La cuestión es si tendrá la capacidad de hacerlo.
Porque una cosa es perder y otra muy diferente es mostrar señales de que no existe una respuesta futbolística. Atlético necesita recuperar orden, concentración, intensidad y, sobre todo, confianza. No puede darse el lujo de regalar partidos desde los primeros minutos y después pretender que un cambio de actitud resuelva todo.
Diego Mejía tendrá mucho trabajo.
Y no solamente en el aspecto táctico. Tendrá que recuperar mentalmente a un grupo que, después de algunos resultados positivos, volvió a mostrar la fragilidad que lo ha acompañado durante buena parte del torneo.
La buena noticia es que el futbol mexicano permite milagros. Un par de victorias consecutivas pueden cambiar por completo el panorama de un equipo. Cuatro puntos parecen pocos cuando todavía quedan jornadas por disputar.
Pero también hay una advertencia: los milagros no ocurren por sí solos.
Atlético de San Luis necesita provocarlo.

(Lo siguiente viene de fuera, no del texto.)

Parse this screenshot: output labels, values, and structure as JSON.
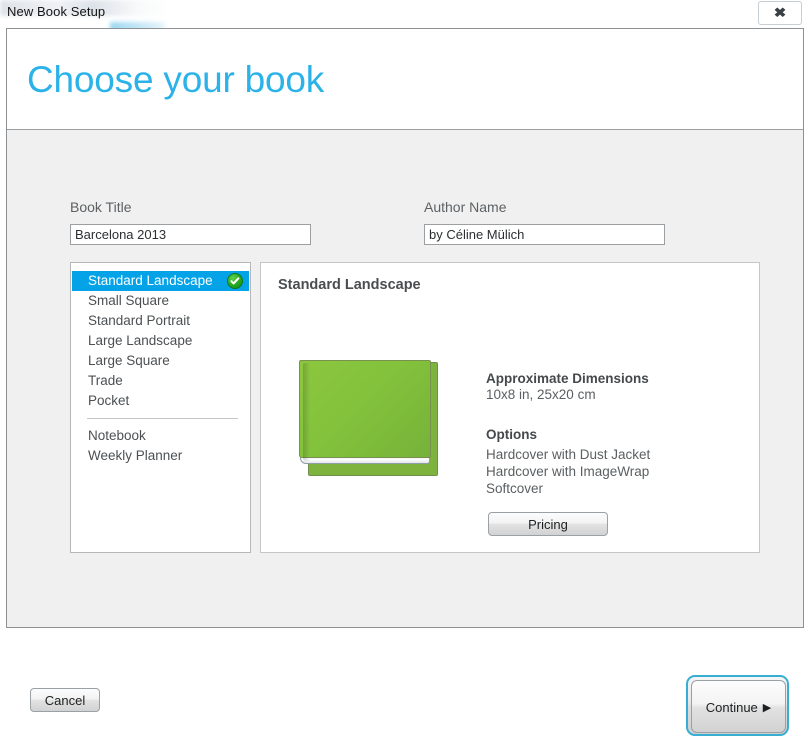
{
  "window": {
    "title": "New Book Setup",
    "close_label": "☒"
  },
  "dialog": {
    "heading": "Choose your book",
    "accent_color": "#2bb2e8"
  },
  "form": {
    "book_title": {
      "label": "Book Title",
      "value": "Barcelona 2013",
      "placeholder": "Book Title"
    },
    "author_name": {
      "label": "Author Name",
      "value": "by Céline Mülich",
      "placeholder": "Author Name"
    }
  },
  "book_types": {
    "selected": "Standard Landscape",
    "selection_color": "#04a3e8",
    "items": [
      {
        "label": "Standard Landscape",
        "selected": true
      },
      {
        "label": "Small Square",
        "selected": false
      },
      {
        "label": "Standard Portrait",
        "selected": false
      },
      {
        "label": "Large Landscape",
        "selected": false
      },
      {
        "label": "Large Square",
        "selected": false
      },
      {
        "label": "Trade",
        "selected": false
      },
      {
        "label": "Pocket",
        "selected": false
      }
    ],
    "items_after_separator": [
      {
        "label": "Notebook",
        "selected": false
      },
      {
        "label": "Weekly Planner",
        "selected": false
      }
    ]
  },
  "detail": {
    "title": "Standard Landscape",
    "book_cover_color": "#8cc63f",
    "dimensions": {
      "heading": "Approximate Dimensions",
      "value": "10x8 in, 25x20 cm"
    },
    "options": {
      "heading": "Options",
      "items": [
        "Hardcover with Dust Jacket",
        "Hardcover with ImageWrap",
        "Softcover"
      ]
    },
    "pricing_button": "Pricing"
  },
  "footer": {
    "cancel": "Cancel",
    "continue": "Continue",
    "continue_arrow": "▶"
  }
}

Necesita dejar atrás el partido contra Chivas, pero también aprender de él. Porque si vuelve a cometer los mismos errores, si continúa regalando goles y si mantiene esa inoperancia futbolística, entonces sí habrá que empezar a hablar de un torneo prácticamente perdido.
Por ahora, no hay que tirar la toalla, pero tampoco hay que engañarnos.
San Luis está vivo, sí.
Pero después de lo visto el sábado, la pregunta ya no es si puede calificar; la pregunta es si realmente tiene futbol para hacerlo.
Y esa respuesta, por ahora, sigue pendiente.